EXECUTIVE DIRECTOR of the Center of Student Experience and Talent (SET)

What is your role in WaterMarks?

My role in the WaterMarks Project is to be a champion of the CUWG side of the work. Also, my role as a UWM employee is to support community engaged faculty on their projects, so part of what I do is engage with Woonsup, Ryan, and Jessica as they see fit.

What about CUWG makes you the most excited?

The thing that is most exciting about WaterMarks and CUWG, is that the markers are starting to pop up around the city. When I drive by them I feel a sense of excitement and take the opportunity to tell anyone around me who will listen about the art and markers and purpose of the project. This past weekend I met a retired school teacher from the UCC school and we talked about the 'A' marker at Acosta, and she remembered it but wasn't sure what it was for, so it was a cool moment to chat about the first marker.

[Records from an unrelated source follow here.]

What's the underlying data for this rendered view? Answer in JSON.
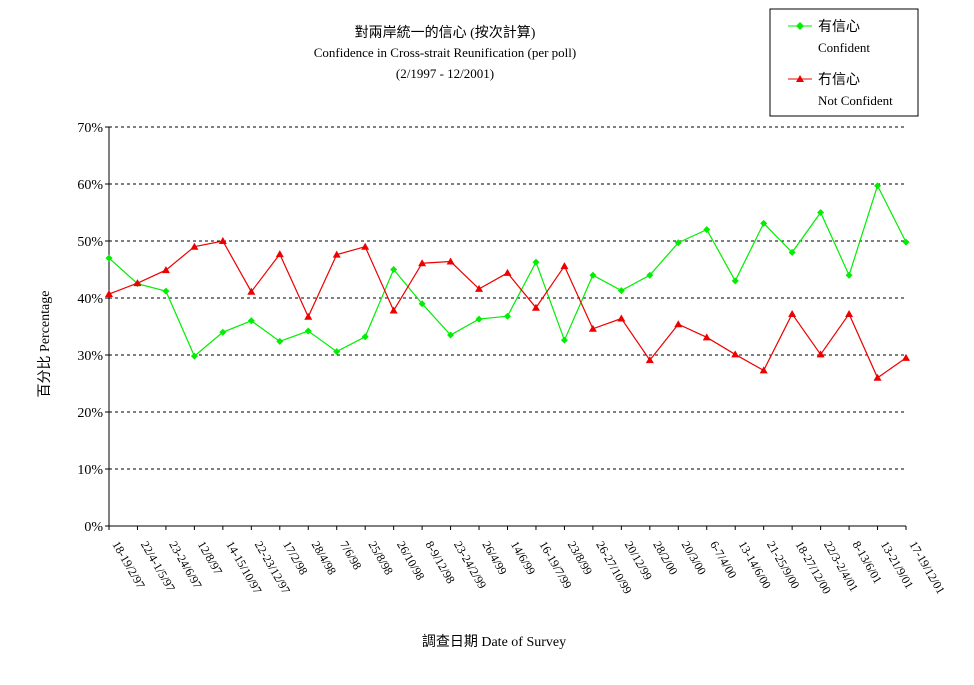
{
  "chart_data": {
    "type": "line",
    "title": "對兩岸統一的信心 (按次計算)",
    "subtitle": "Confidence in Cross-strait Reunification (per poll)",
    "period": "(2/1997 - 12/2001)",
    "xlabel": "調查日期 Date of Survey",
    "ylabel": "百分比 Percentage",
    "ylim": [
      0,
      70
    ],
    "yticks": [
      "0%",
      "10%",
      "20%",
      "30%",
      "40%",
      "50%",
      "60%",
      "70%"
    ],
    "grid": true,
    "legend_position": "top-right",
    "categories": [
      "18-19/2/97",
      "22/4-1/5/97",
      "23-24/6/97",
      "12/8/97",
      "14-15/10/97",
      "22-23/12/97",
      "17/2/98",
      "28/4/98",
      "7/6/98",
      "25/8/98",
      "26/10/98",
      "8-9/12/98",
      "23-24/2/99",
      "26/4/99",
      "14/6/99",
      "16-19/7/99",
      "23/8/99",
      "26-27/10/99",
      "20/12/99",
      "28/2/00",
      "20/3/00",
      "6-7/4/00",
      "13-14/6/00",
      "21-25/9/00",
      "18-27/12/00",
      "22/3-2/4/01",
      "8-13/6/01",
      "13-21/9/01",
      "17-19/12/01"
    ],
    "series": [
      {
        "name": "有信心",
        "name_en": "Confident",
        "color": "#00ee00",
        "marker": "diamond",
        "values": [
          47,
          42.5,
          41.2,
          29.8,
          34,
          36,
          32.4,
          34.2,
          30.6,
          33.2,
          45,
          39,
          33.5,
          36.3,
          36.8,
          46.3,
          32.6,
          44,
          41.3,
          44,
          49.7,
          52,
          43,
          53.1,
          48,
          55,
          44,
          59.7,
          49.8
        ]
      },
      {
        "name": "冇信心",
        "name_en": "Not Confident",
        "color": "#ee0000",
        "marker": "triangle",
        "values": [
          40.7,
          42.6,
          44.9,
          49,
          50,
          41.1,
          47.7,
          36.7,
          47.6,
          49,
          37.8,
          46.1,
          46.4,
          41.6,
          44.4,
          38.3,
          45.6,
          34.6,
          36.4,
          29.1,
          35.4,
          33.1,
          30.1,
          27.3,
          37.2,
          30.1,
          37.2,
          26,
          29.5
        ]
      }
    ]
  }
}
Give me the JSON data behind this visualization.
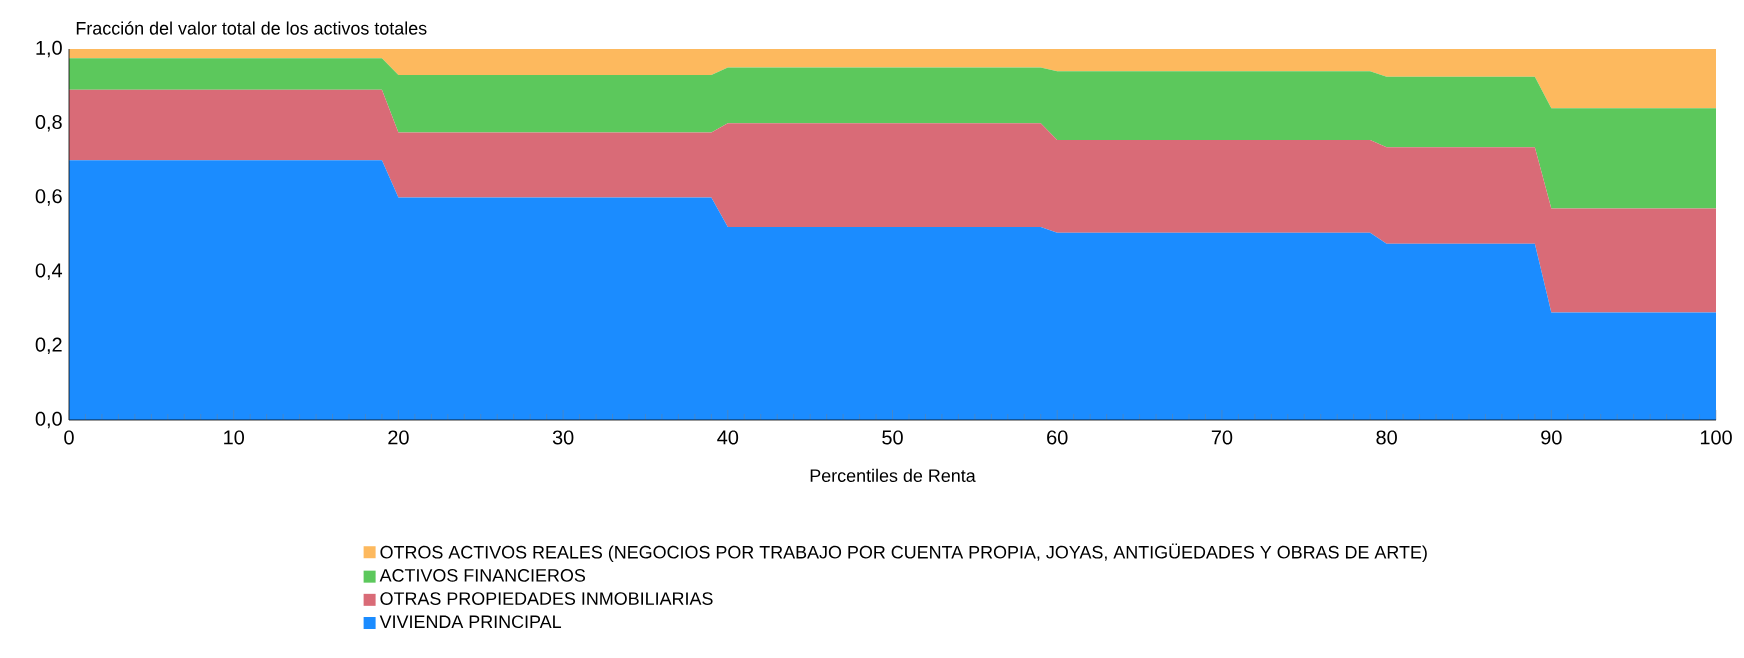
{
  "chart_data": {
    "type": "area",
    "stacked": true,
    "ylabel": "Fracción del valor total de los activos totales",
    "xlabel": "Percentiles de Renta",
    "x": [
      0,
      19,
      20,
      39,
      40,
      59,
      60,
      79,
      80,
      89,
      90,
      100
    ],
    "series": [
      {
        "name": "VIVIENDA PRINCIPAL",
        "color": "#1b8cff",
        "values": [
          0.7,
          0.7,
          0.6,
          0.6,
          0.52,
          0.52,
          0.505,
          0.505,
          0.475,
          0.475,
          0.29,
          0.29
        ]
      },
      {
        "name": "OTRAS PROPIEDADES INMOBILIARIAS",
        "color": "#d96b77",
        "values": [
          0.19,
          0.19,
          0.175,
          0.175,
          0.28,
          0.28,
          0.25,
          0.25,
          0.26,
          0.26,
          0.28,
          0.28
        ]
      },
      {
        "name": "ACTIVOS FINANCIEROS",
        "color": "#5cc85c",
        "values": [
          0.085,
          0.085,
          0.155,
          0.155,
          0.15,
          0.15,
          0.185,
          0.185,
          0.19,
          0.19,
          0.27,
          0.27
        ]
      },
      {
        "name": "OTROS ACTIVOS REALES (NEGOCIOS POR TRABAJO POR CUENTA PROPIA, JOYAS, ANTIGÜEDADES Y OBRAS DE ARTE)",
        "color": "#fdb95e",
        "values": [
          0.025,
          0.025,
          0.07,
          0.07,
          0.05,
          0.05,
          0.06,
          0.06,
          0.075,
          0.075,
          0.16,
          0.16
        ]
      }
    ],
    "xlim": [
      0,
      100
    ],
    "xticks": [
      0,
      10,
      20,
      30,
      40,
      50,
      60,
      70,
      80,
      90,
      100
    ],
    "ylim": [
      0,
      1
    ],
    "yticks": [
      {
        "value": 0,
        "label": "0,0"
      },
      {
        "value": 0.2,
        "label": "0,2"
      },
      {
        "value": 0.4,
        "label": "0,4"
      },
      {
        "value": 0.6,
        "label": "0,6"
      },
      {
        "value": 0.8,
        "label": "0,8"
      },
      {
        "value": 1,
        "label": "1,0"
      }
    ],
    "legend": "bottom"
  }
}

What do you hope the future of CUWG looks like?

From a practical perspective I hope CUWG becomes part of the fabric of understanding of water conservation during storms in Milwaukee, but more broadly, my hope is that WaterMarks helps to better connect myself and all others who grew up here in a more intimate way to the water around us. Lifelong Milwaukeeans might have been raised with the idea that the lake and the rivers were viewed as barriers, or dangerous, or borders. What I hope is that WaterMarks helps us to see the water around us as part of what defines Milwaukee's beauty and a critical part of our natural resources to be honored. I hope as part of this shift all kids are given a chance to explore the water more, from the shore and on boats on the lake.


Partner Events

WaterMarks isn't building an atlas of water alone.

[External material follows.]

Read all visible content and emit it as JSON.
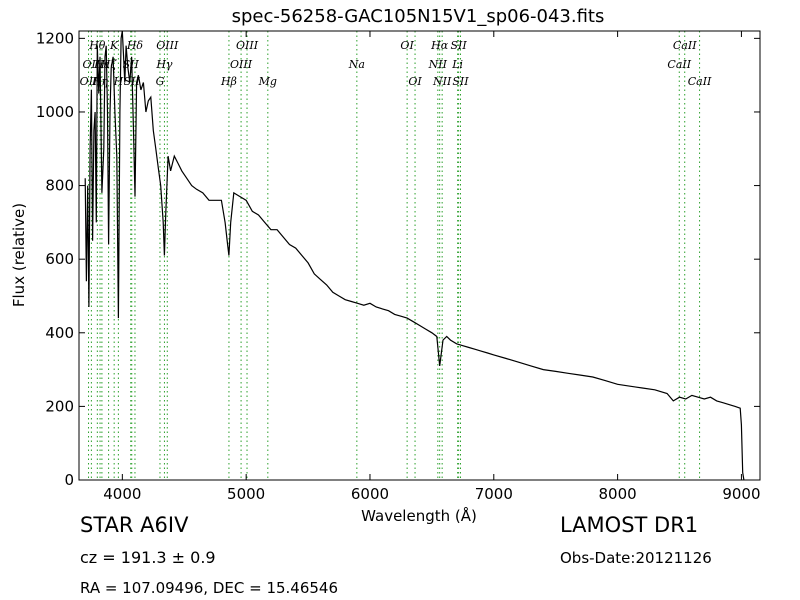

We work with countless organizations and individuals on this endeavor. WaterMarks Community-University Working Group is a collective of residents, artists, community-based institutions, and researchers who assemble to guide the future of water in Milwaukee.

Here are some upcoming events that our partners are hosting:

FALL PUMPKIN FEST

Join NWSCDC for an annual fall celebration at the MMSD West Basin with free pumpkins, music, kids' games, coloring, chalk, and other activities! Bring your family to the pop-up pumpkin patch and learn more about MMSD's proposed stormwater basin project! 

They have run out of pumpkins in past years, so they have decided to limit pumpkins to a maximum of three per family so they can serve more people. Pumpkins will be distributed on a first-come, first-served basis until they run out. Children must be present in order to receive a pumpkin. Learn More!

Location: MMSD West Basin

4350 North 35th StreetMilwaukee, WI, 53216

Date/Time: October 11th / 3:30pm-6:30pm

THE ENVIRONMENTAL SCARE

We hope to see you at the Environmental Scare! Halloween celebration, hosted by Sixteenth Street Community Health Centers, and KK River Neighbors in Action in collaboration with City of Milwaukee NIDC.They encourage you to dress up in your Halloween costumes and come to Pulaski Park to safely trick-or-treat at local groups' decorated tables! There will be free pumpkins, hot chocolate, and sweet bread!

Location: Pulaski-Milwaukee Park, Pavilion, 2677 S. 16th St., Milwaukee, WI 53215

Date/Time: October 19th/ 11:00am-1:00pm

DATA DAY

Data Day is an annual event, hosted by Data You Can Use, which provides an opportunity for leaders from neighborhoods, nonprofits, universities, the public sector, and beyond to better understand what data is available, the implications of data on community revitalization, and how to increase connections between research and practice. This year’s theme is Measures and Movements: Using Data to Spark Change. We hope you can join us! Learn More!

Location: Italian Community Center, Inc., 631 E Chicago St, Milwaukee, WI 53202

Date/Time: October 23rd/ 8:30am-4:00pm

Farm/Art DTour October 5th - 14th

Join Wormfarm Institute for a free self-guided excursion through 50 miles of scenic farmland in rural Sauk County, Wisconsin, punctuated by site-responsive artworks, pasture performances, roadside poetry, local food markets and more. Inviting thousands to appreciate the art of what farmers do everyday, the Farm/Art DTour invites you to come closer to the land that supports us all.